Wie Verkehrsminister Andreas Scheuer Seenotrettung verhindern will
Beitrag von Rechtsanwalt Johannes Lichdi, Dresden
Wie Verkehrsminister Andreas Scheuer (CSU) Seenotrettung im Mittelmeer verhindern will
Zur Änderung der Schiffssicherheitsverordnung
Der deutsche Staat legt humanitären Seenotrettungsvereinen Steine in den Weg, wo er kann. So hat er jüngst die Schiffssicherheitsverordnung geändert, um die Mission des neuen Rettungsschiffs von Mission Lifeline, der „Rise Above“, zu vereiteln.
- Die Entscheidung des OVG Hamburg zur Festsetzung der „Mare Liberum“
Zur Vorgeschichte: Im April 2019 untersagte die „Berufsgenossenschaft Verkehr“ als zuständige Behörde das Auslaufen der „Mare Liberum“. Sie stützte ihr Verbot auf die vorgesehene Verwendung als Seenotrettungsschiff: Weil das Boot nicht für „Sport- und Freizeitzwecke“ eingesetzt werde, brauche es ein Schiffssicherheitszeugnis. Da Sicherheitszeugnisse nur für Schiffe zu beruflichen Zwecken erforderlich waren, aber nicht für Boote zu „Sport- und Freizeitzwecken“, konnten die Eigner keines vorweisen. Der Verein „Mare Liberum“ klagte gegen die Festhalteverfügung und bekam im September 2019 recht. Das Oberverwaltungsgericht Hamburg entschied, „Freizeit“ könne „der Erholung von den Anstrengungen beruflicher oder sonstiger Verpflichtungen dienen, ist aber nicht darauf beschränkt. Sie erfasst zudem der persönlichen Entfaltung dienende kommunikative, kulturelle, politische und sportliche Tätigkeiten, was gemeinnützige und humanitäre Tätigkeiten ohne weiteres einschließt“ (OVG Hamburg, Beschluss vom 5.9.2019, 3 Bs 124/19, S.9f.). Das Oberverwaltungsgericht stellte also fest, dass Seenotrettungsmissionen auch mit Sportbooten und Kleinfahrzeugen ohne Sicherheitszeugnis zulässig sind. - „Risikogerechte“ Behandlung in der neuen SchiffssicherheitsVO?

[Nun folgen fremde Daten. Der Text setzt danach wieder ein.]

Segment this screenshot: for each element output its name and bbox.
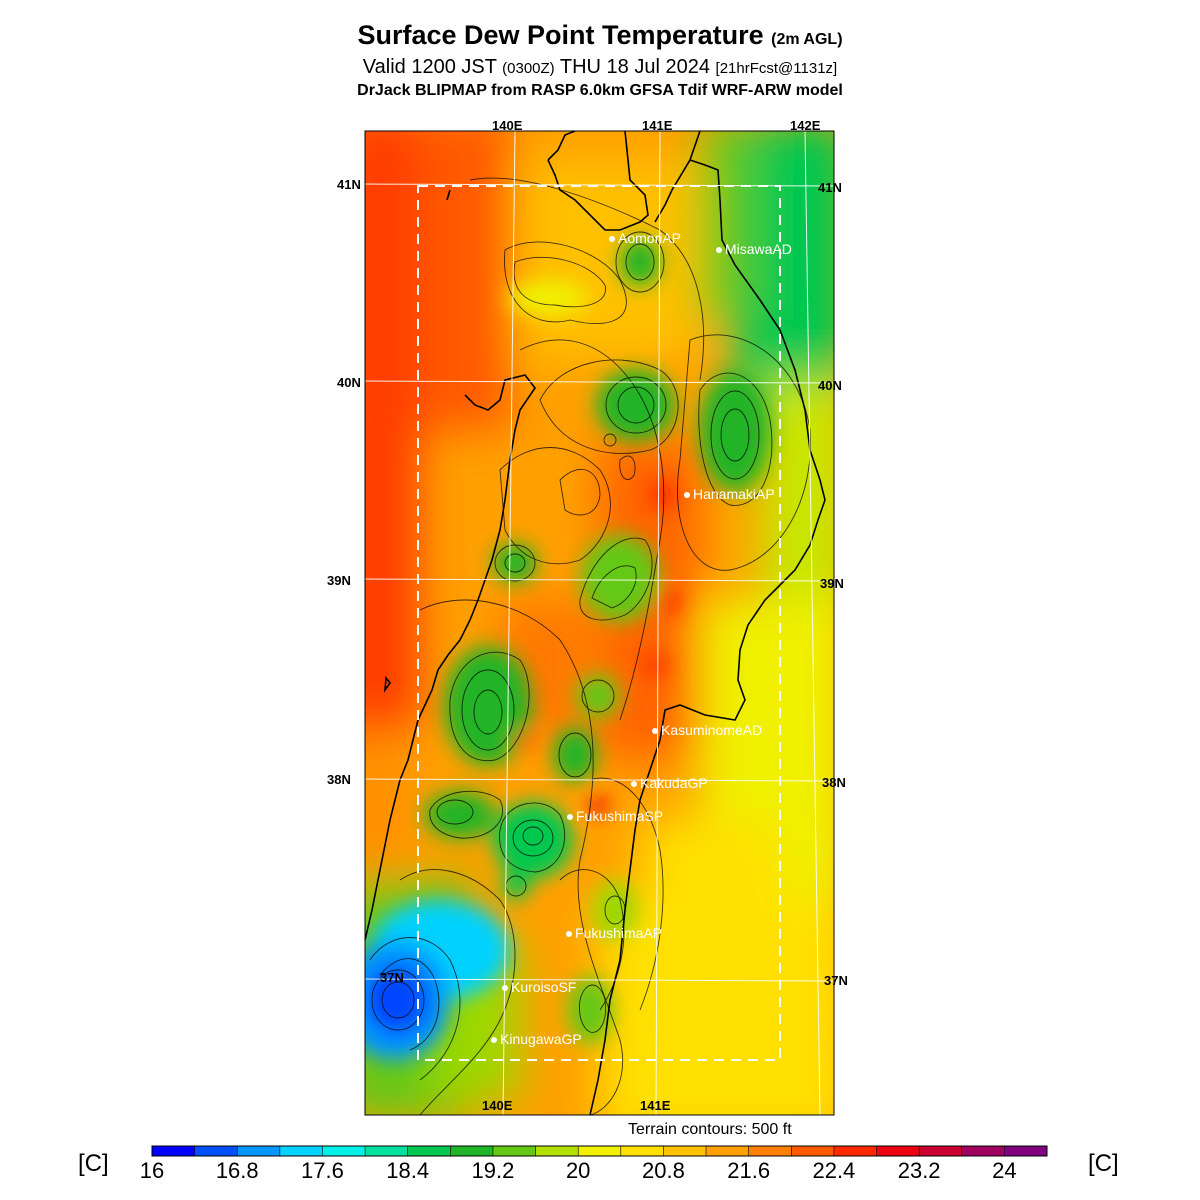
lat-label-right-39: 39N [820, 576, 844, 591]
station-fukushima-sp: FukushimaSP [567, 808, 663, 824]
station-kakuda-gp: KakudaGP [631, 775, 708, 791]
station-kasuminome-ad: KasuminomeAD [652, 722, 762, 738]
dew-point-field [365, 131, 834, 1115]
station-marker [609, 236, 615, 243]
colorbar-tick-label: 18.4 [386, 1158, 430, 1183]
station-marker [652, 728, 658, 735]
colorbar-unit-right: [C] [1088, 1150, 1119, 1177]
map-frame [364, 130, 835, 1116]
lon-label-top-141: 141E [642, 118, 673, 133]
colorbar-tick-label: 24 [992, 1158, 1017, 1183]
lon-label-top-140: 140E [492, 118, 523, 133]
lat-label-right-41: 41N [818, 180, 842, 195]
colorbar-unit-left: [C] [78, 1150, 109, 1177]
title-main: Surface Dew Point Temperature [357, 20, 764, 50]
lat-label-left-39: 39N [327, 573, 351, 588]
station-marker [502, 985, 508, 992]
colorbar-tick-label: 17.6 [301, 1158, 344, 1183]
station-misawa-ad: MisawaAD [716, 241, 792, 257]
lat-label-right-38: 38N [822, 775, 846, 790]
station-kinugawa-gp: KinugawaGP [491, 1031, 582, 1047]
lat-lon-grid [365, 131, 834, 1115]
title-suffix: (2m AGL) [771, 31, 843, 48]
chart-title: Surface Dew Point Temperature (2m AGL) [0, 20, 1200, 51]
lon-label-bottom-140: 140E [482, 1098, 513, 1113]
colorbar-tick-label: 23.2 [897, 1158, 941, 1183]
lon-label-bottom-141: 141E [640, 1098, 671, 1113]
station-marker [567, 814, 573, 821]
colorbar-tick-label: 19.2 [471, 1158, 515, 1183]
colorbar-tick-label: 16.8 [215, 1158, 259, 1183]
station-fukushima-ap: FukushimaAP [566, 925, 662, 941]
station-marker [716, 247, 722, 254]
station-marker [566, 931, 572, 938]
model-line: DrJack BLIPMAP from RASP 6.0km GFSA Tdif… [357, 82, 843, 99]
colorbar-tick-label: 22.4 [812, 1158, 856, 1183]
lat-label-left-41: 41N [337, 177, 361, 192]
valid-prefix: Valid 1200 JST [362, 56, 497, 78]
valid-fcst: [21hrFcst@1131z] [715, 60, 838, 77]
lat-label-right-37: 37N [824, 973, 848, 988]
station-marker [631, 781, 637, 788]
station-hanamaki-ap: HanamakiAP [684, 486, 775, 502]
coastline [365, 131, 826, 1115]
valid-date: THU 18 Jul 2024 [559, 56, 710, 78]
colorbar-tick-label: 16 [139, 1158, 165, 1183]
colorbar-tick-label: 20 [565, 1158, 591, 1183]
valid-utc: (0300Z) [502, 60, 555, 77]
lon-label-top-142: 142E [790, 118, 821, 133]
valid-time-line: Valid 1200 JST (0300Z) THU 18 Jul 2024 [… [0, 56, 1200, 79]
station-marker [491, 1037, 497, 1044]
colorbar-tick-label: 20.8 [642, 1158, 685, 1183]
lat-label-right-40: 40N [818, 378, 842, 393]
colorbar-tick-label: 21.6 [727, 1158, 771, 1183]
lat-label-left-40: 40N [337, 375, 361, 390]
inner-domain-box [417, 185, 781, 1061]
station-aomori-ap: AomoriAP [609, 230, 681, 246]
lat-label-left-38: 38N [327, 772, 351, 787]
terrain-note: Terrain contours: 500 ft [628, 1121, 792, 1138]
station-marker [684, 492, 690, 499]
station-kuroiso-sf: KuroisoSF [502, 979, 576, 995]
lat-label-left-37: 37N [380, 970, 404, 985]
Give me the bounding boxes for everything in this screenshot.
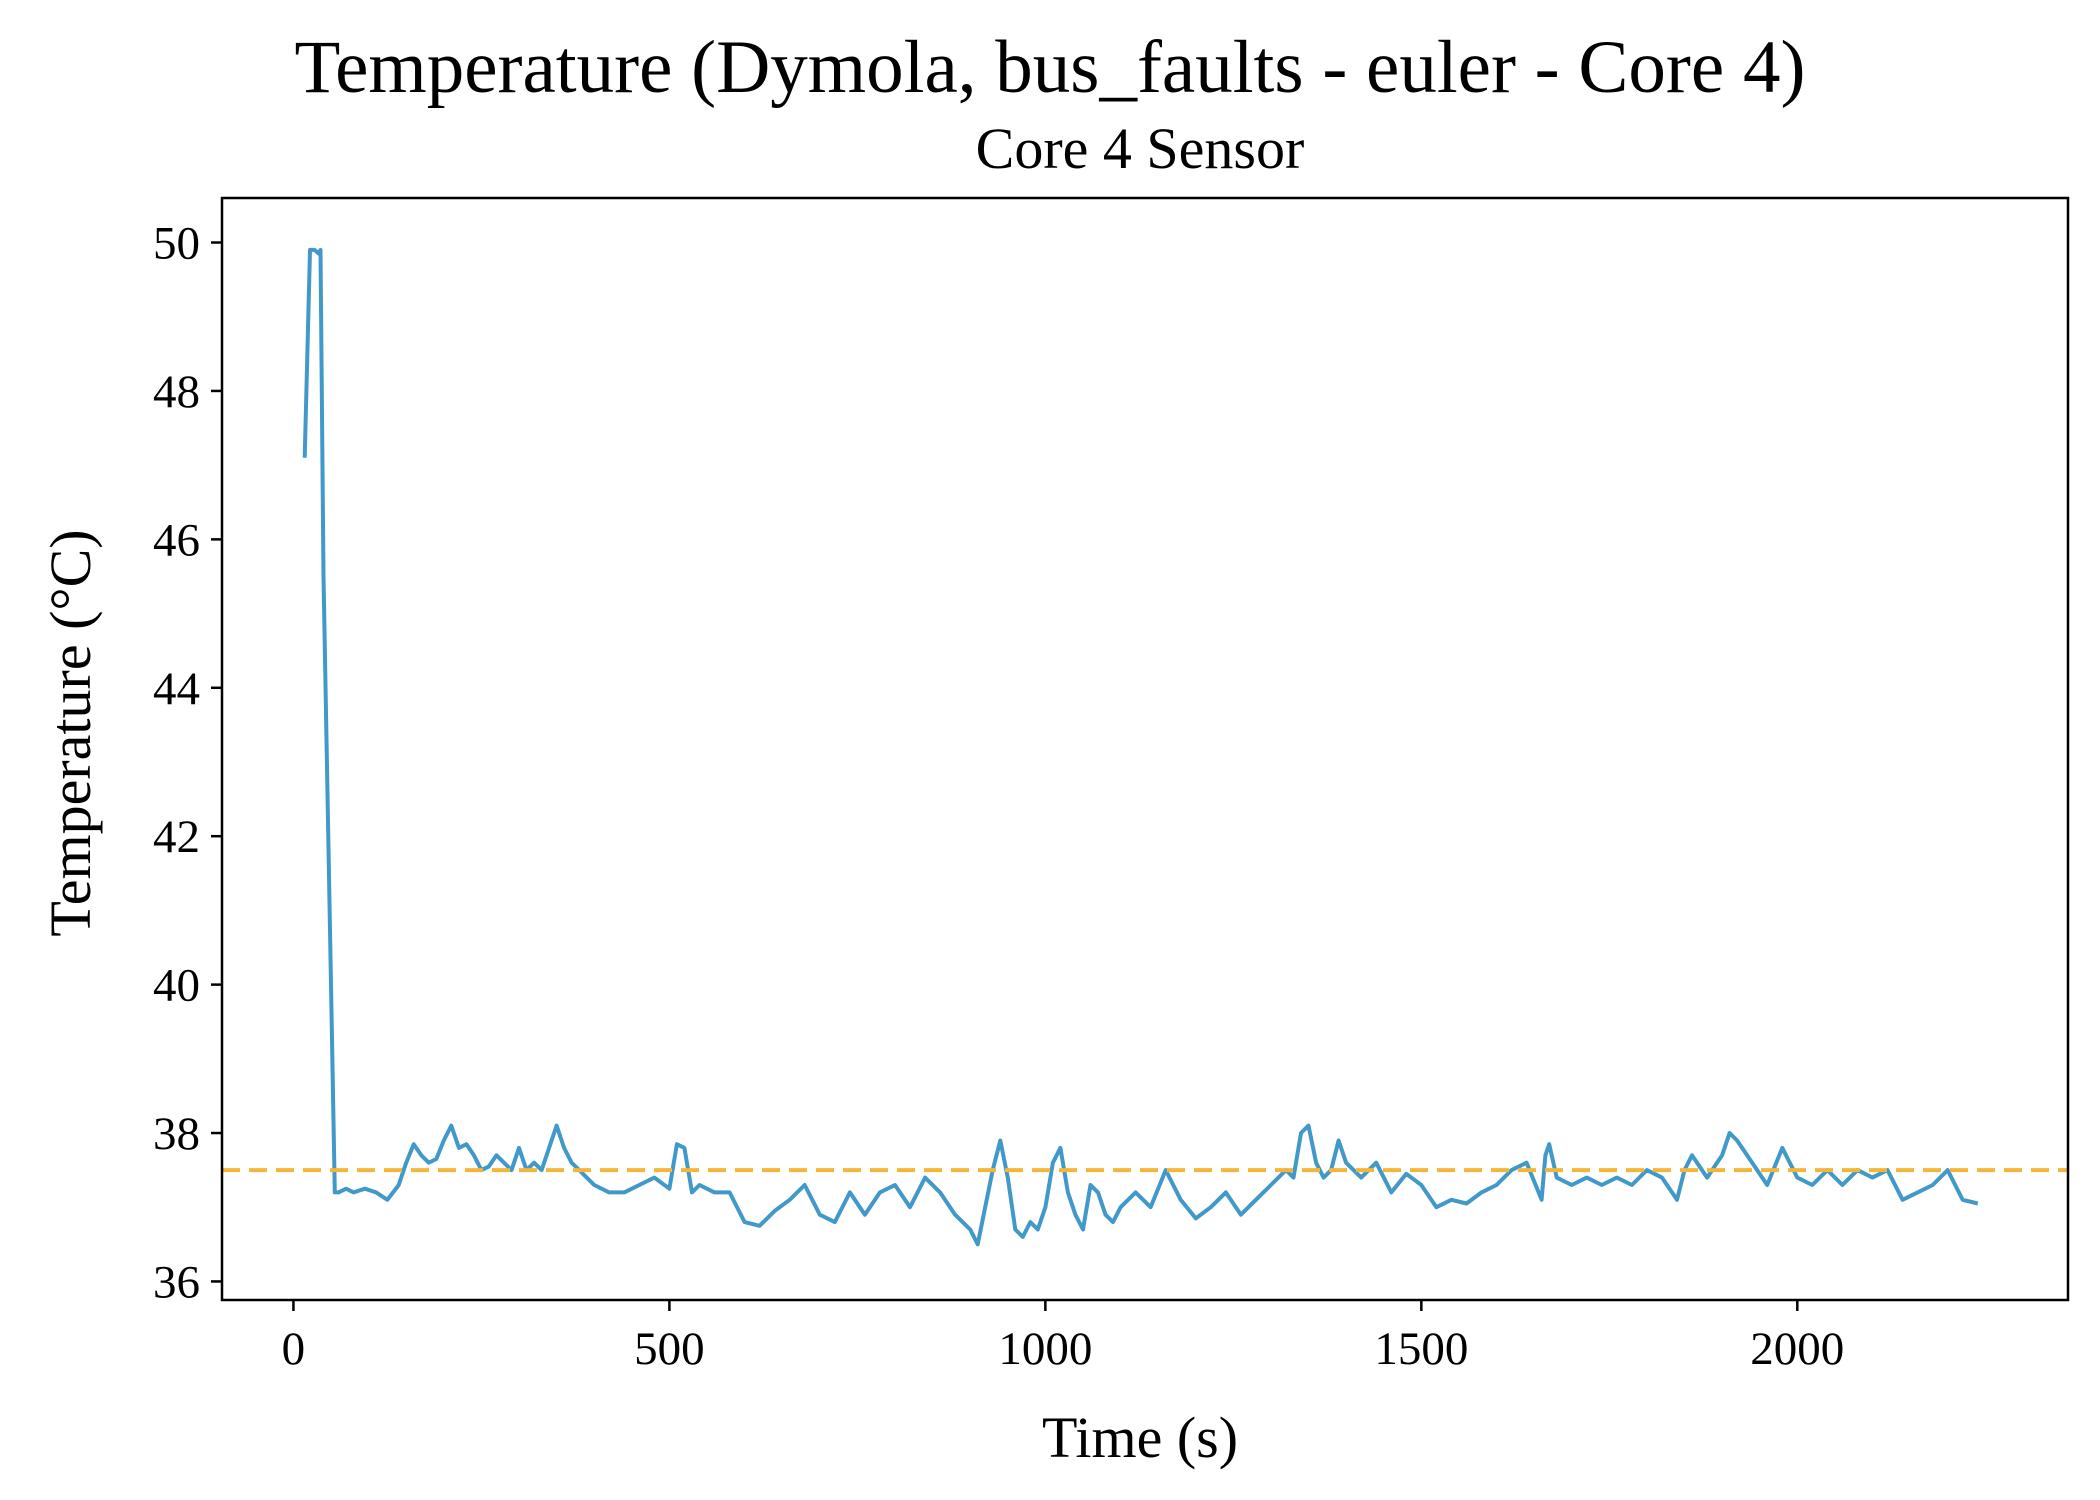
plot-frame	[220, 196, 2070, 1302]
x-tick-label: 1000	[998, 1323, 1092, 1375]
axes: 0 500 1000 1500 2000 36 38 40 42 44 46 48 50	[153, 196, 2070, 1375]
y-tick-label: 42	[153, 811, 200, 863]
y-tick-label: 44	[153, 663, 200, 715]
figure-suptitle: Temperature (Dymola, bus_faults - euler …	[295, 26, 1806, 109]
chart-title: Core 4 Sensor	[976, 116, 1305, 181]
y-tick-label: 50	[153, 218, 200, 270]
y-tick-label: 48	[153, 366, 200, 418]
x-axis-label: Time (s)	[1042, 1405, 1238, 1470]
x-tick-label: 2000	[1750, 1323, 1844, 1375]
y-tick-label: 38	[153, 1108, 200, 1160]
x-tick-label: 1500	[1374, 1323, 1468, 1375]
plot-area	[222, 247, 2068, 1247]
x-tick-label: 500	[634, 1323, 705, 1375]
series-line-0	[302, 247, 1979, 1247]
y-axis-label: Temperature (°C)	[38, 529, 103, 936]
y-tick-label: 46	[153, 514, 200, 566]
y-tick-label: 40	[153, 960, 200, 1012]
x-tick-label: 0	[282, 1323, 306, 1375]
y-tick-label: 36	[153, 1256, 200, 1308]
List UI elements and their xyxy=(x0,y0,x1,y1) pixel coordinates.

Der Bundesregierung passt diese Entscheidung nicht. Das zuständige Bundesverkehrsministerium ersetzte Anfang März die Formulierung „Sport- und Freizeitzwecke“ durch „Sport- und Erholungszwecke“ (Bundesgesetzblatt I 2020, 412). Daher müssen jetzt Boote, die zwar nicht beruflichen Zwecken, aber auch nicht Sport und Erholung dienen, nun doch ein Schiffssicherheitszeugnis vorlegen. Die Bundesregierung ändert also das Recht, um die höchstrichterliche Entscheidung des OVG Hamburg auszuhebeln.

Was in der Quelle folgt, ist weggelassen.